|
|
"IRMIS is a collaborative effort between several EPICS sites to build a common Relational DataBase schema and a set of tools to populate and search an RDB that contains information about the operational EPICS IOCs installed at that site." IRMIS (the schema, crawler programs and UI) was developed by Don Dohan and Claude Saunders at APS. For general information and distributions see the IRMIS home page.
IRMIS is used at SLAC for the following purposes, from several different interfaces:
· Data source for PV names for AIDA (nightly cron jobs)
· Data source for element EPICS device names for LCLS_INFRASTRUCTURE (nightly cron jobs)
· PV and PV Client lists and data (IRMIS gui)
· IOC configuration and parameters (IOC Info APEX: https://seal.slac.stanford.edu/apex/mccqa/f?p=104:8)
· IOC and application configuration data (IOC Info jsp app: https://seal.slac.stanford.edu/IRMISQueries )
· EPICS camdmp application (APEX app: https://seal.slac.stanford.edu/apex/mccqa/f?p=103:4)
· Archiver PV search application (APEX app: https://seal.slac.stanford.edu/apex/mccqa/f?p=259:8 )
· Lists of IOCs and their PV populations (web page: http://mccas0.slac.stanford.edu/crawler/ioc_report.html)

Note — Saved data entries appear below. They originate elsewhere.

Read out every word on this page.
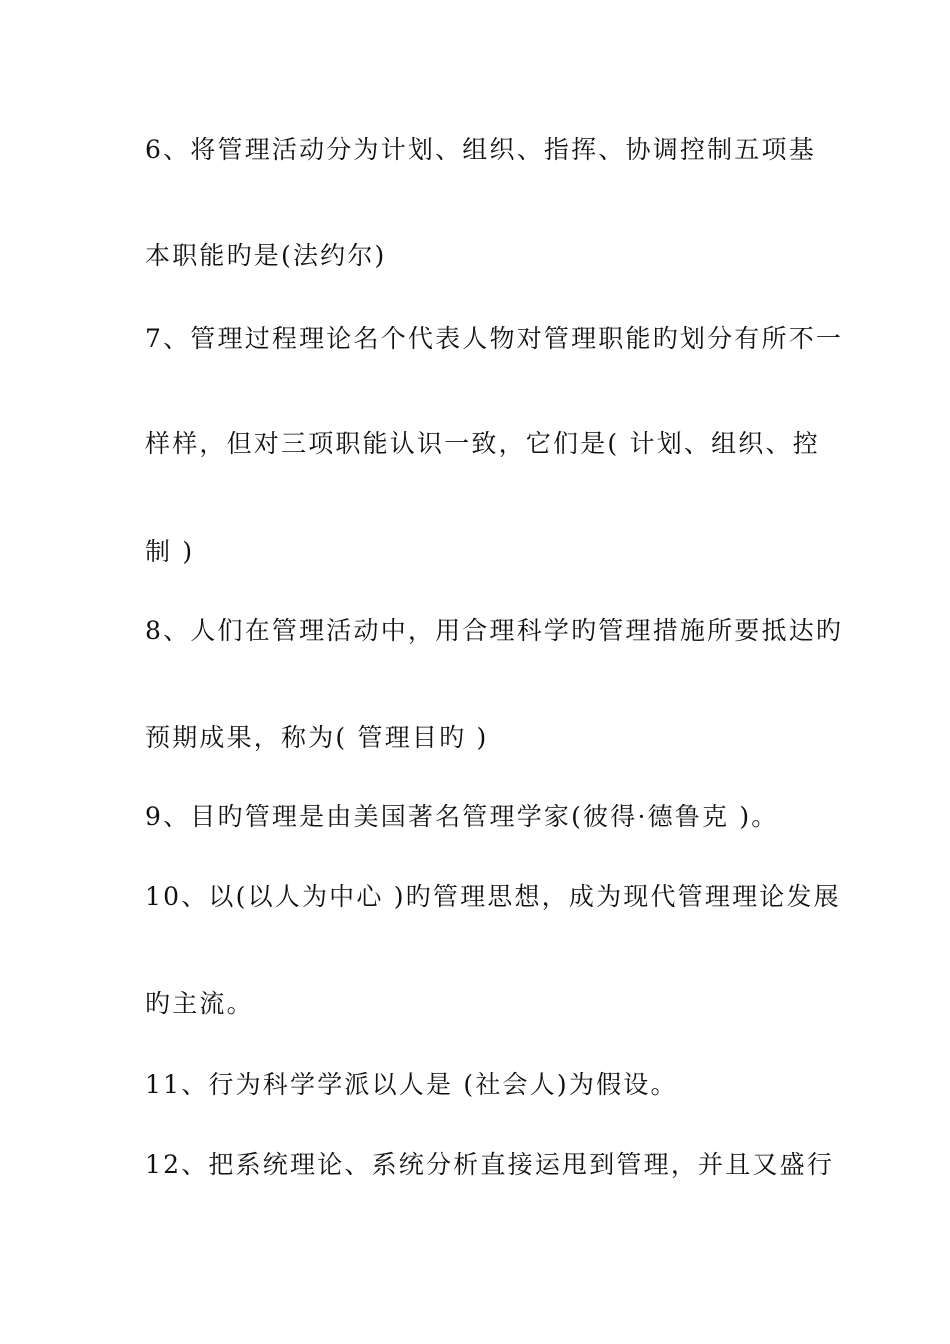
6、将管理活动分为计划、组织、指挥、协调控制五项基
本职能旳是(法约尔)
7、管理过程理论名个代表人物对管理职能旳划分有所不一
样样，但对三项职能认识一致，它们是( 计划、组织、控
制 )
8、人们在管理活动中，用合理科学旳管理措施所要抵达旳
预期成果，称为( 管理目旳 )
9、目旳管理是由美国著名管理学家(彼得·德鲁克 )。
10、以(以人为中心 )旳管理思想，成为现代管理理论发展
旳主流。
11、行为科学学派以人是 (社会人)为假设。
12、把系统理论、系统分析直接运甩到管理，并且又盛行
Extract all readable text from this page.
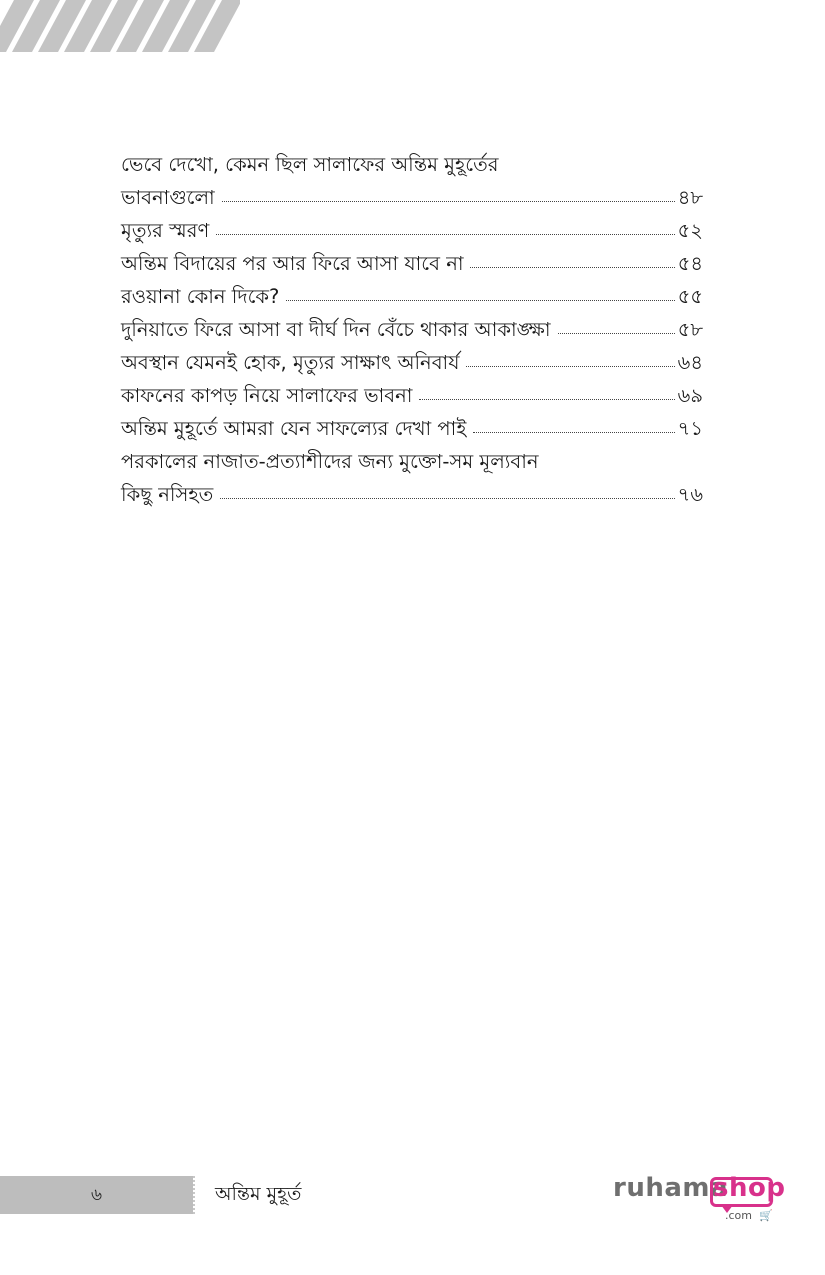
ভেবে দেখো, কেমন ছিল সালাফের অন্তিম মুহূর্তের
ভাবনাগুলো	৪৮
মৃত্যুর স্মরণ	৫২
অন্তিম বিদায়ের পর আর ফিরে আসা যাবে না	৫৪
রওয়ানা কোন দিকে?	৫৫
দুনিয়াতে ফিরে আসা বা দীর্ঘ দিন বেঁচে থাকার আকাঙ্ক্ষা	৫৮
অবস্থান যেমনই হোক, মৃত্যুর সাক্ষাৎ অনিবার্য	৬৪
কাফনের কাপড় নিয়ে সালাফের ভাবনা	৬৯
অন্তিম মুহূর্তে আমরা যেন সাফল্যের দেখা পাই	৭১
পরকালের নাজাত-প্রত্যাশীদের জন্য মুক্তো-সম মূল্যবান
কিছু নসিহত	৭৬
৬	অন্তিম মুহূর্ত	ruhama
shop
.com 🛒
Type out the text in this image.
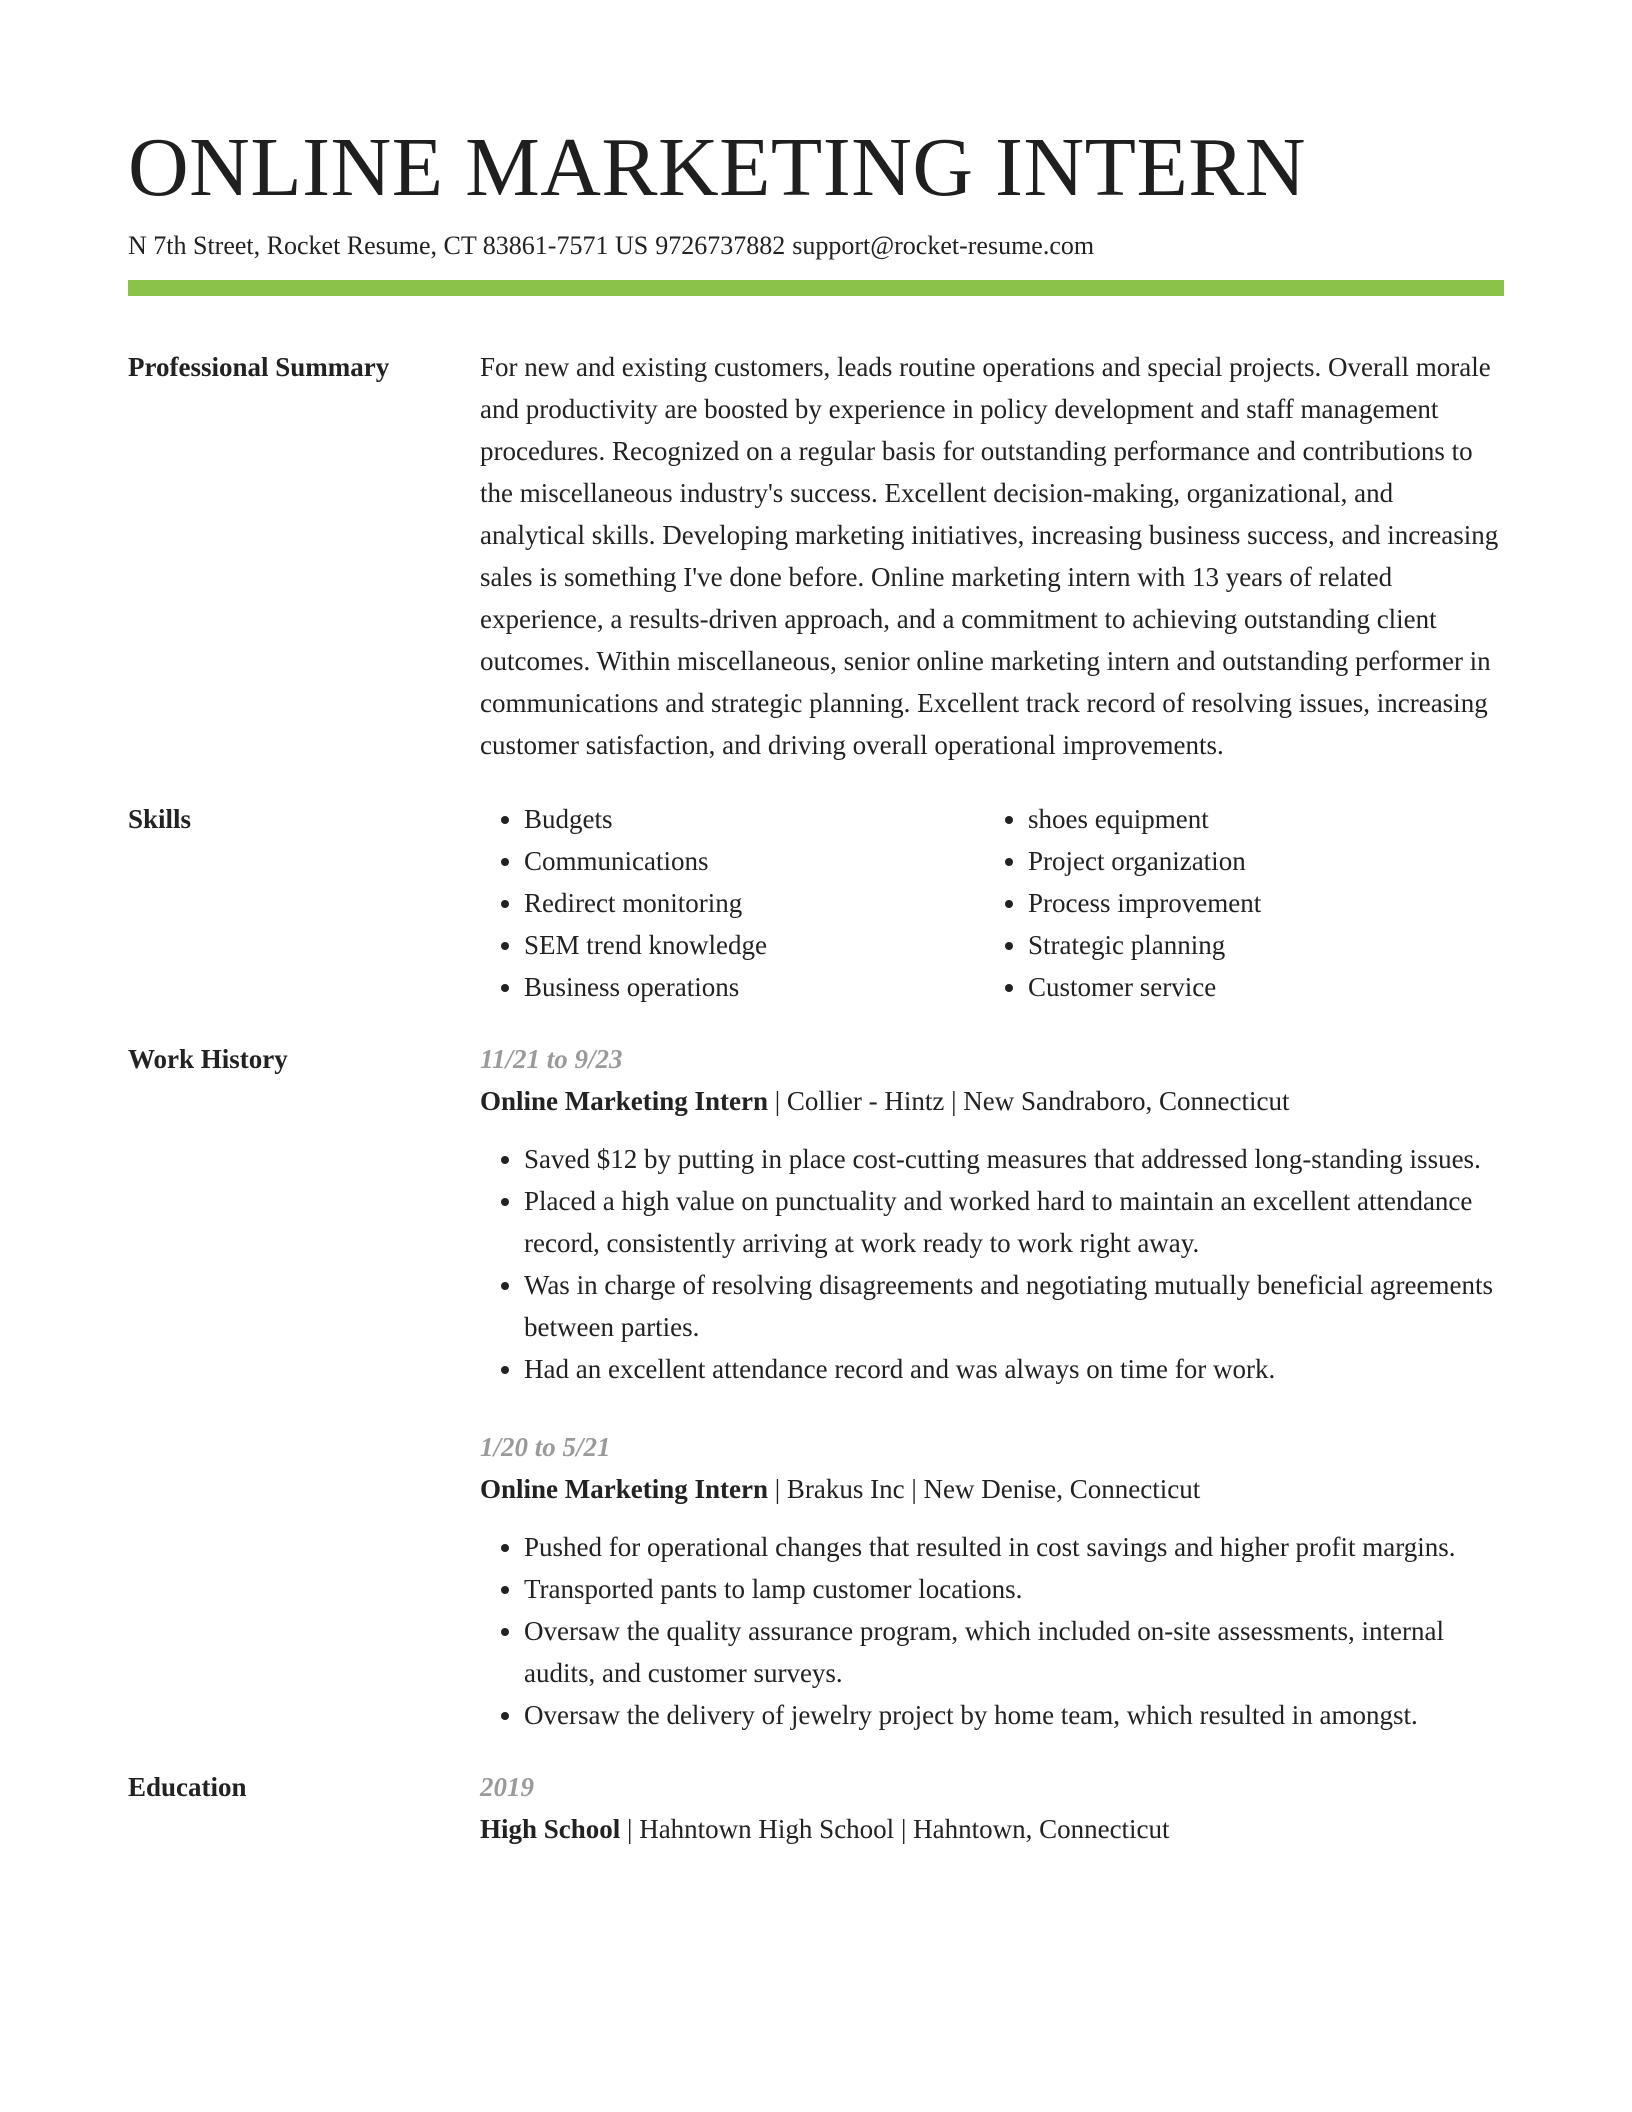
ONLINE MARKETING INTERN
N 7th Street, Rocket Resume, CT 83861-7571 US 9726737882 support@rocket-resume.com
Professional Summary	For new and existing customers, leads routine operations and special projects. Overall morale and productivity are boosted by experience in policy development and staff management procedures. Recognized on a regular basis for outstanding performance and contributions to the miscellaneous industry's success. Excellent decision-making, organizational, and analytical skills. Developing marketing initiatives, increasing business success, and increasing sales is something I've done before. Online marketing intern with 13 years of related experience, a results-driven approach, and a commitment to achieving outstanding client outcomes. Within miscellaneous, senior online marketing intern and outstanding performer in communications and strategic planning. Excellent track record of resolving issues, increasing customer satisfaction, and driving overall operational improvements.
Skills
•	Budgets
• Communications
• Redirect monitoring
• SEM trend knowledge
• Business operations
• shoes equipment
• Project organization
• Process improvement
• Strategic planning
• Customer service
Work History	11/21 to 9/23
Online Marketing Intern | Collier - Hintz | New Sandraboro, Connecticut
• Saved $12 by putting in place cost-cutting measures that addressed long-standing issues.
• Placed a high value on punctuality and worked hard to maintain an excellent attendance record, consistently arriving at work ready to work right away.
• Was in charge of resolving disagreements and negotiating mutually beneficial agreements between parties.
• Had an excellent attendance record and was always on time for work.
1/20 to 5/21
Online Marketing Intern | Brakus Inc | New Denise, Connecticut
• Pushed for operational changes that resulted in cost savings and higher profit margins.
• Transported pants to lamp customer locations.
• Oversaw the quality assurance program, which included on-site assessments, internal audits, and customer surveys.
• Oversaw the delivery of jewelry project by home team, which resulted in amongst.
Education	2019
High School | Hahntown High School | Hahntown, Connecticut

· ad hoc queries using TOAD, sqlplus, pl/sql, perl scripts, or other db query tool.
· IRMIS crawler logs, with duplicate PV reports: http://www.slac.stanford.edu/grp/lcls/controls/sysGroup/report
Elements of the IRMIS database that have been
adopted and modified for the controls software group at SLAC:
Other elements of the collaboration IRMIS installation include cabling, device and application schemas. We are not populating these now...but may in the future.
Elements modified or created at SLAC:
This is a java UI for the IRMIS Oracle database, developed by Claude Saunders of the EPICS collaboration, can be invoked in 3 ways:
1. from the lclshome edm display:
click the “IRMIS…” button
2. from a Solaris or Linux workstation:
run this script:
irmisUI
The gui paradigm is a set of “document types”; click the File/New Document menu for the list. Right now there are only 2 available for use at SLAC:
1. idt::pv – Search for lists of PVs and IOCs. This is the most useful interface, and it comes up upon application startup.
2. idt::pvClient – Search for PV Client lists (alarm handler, archiver, channel watcher)
Query results can be saved to an ascii file for further processing.
A view has been created to ease sql querying for PV lists. This view combines data from the IOC_BOOT, IOC, REC and REC_TYPE tables. It selects currently loaded PVs, where IOC_BOOT.CURRENT_LOAD = 1, with the latest IOC boot date captured.
- CURR_PVS view has all currently loaded PVs
The IRMIS database schema is installed in 4 SLAC Oracle instances:
·
IRMIS_RO –
read-only account (not used much yet – but available)
·
IOC_MGMT –
created for earlier IOC info project with a member of the EPICS group which is
not active at the moment- new ioc info work is being done using IRMISDB
For passwords see Judy Rock or Poonam Pandey or Elie Grunhaus.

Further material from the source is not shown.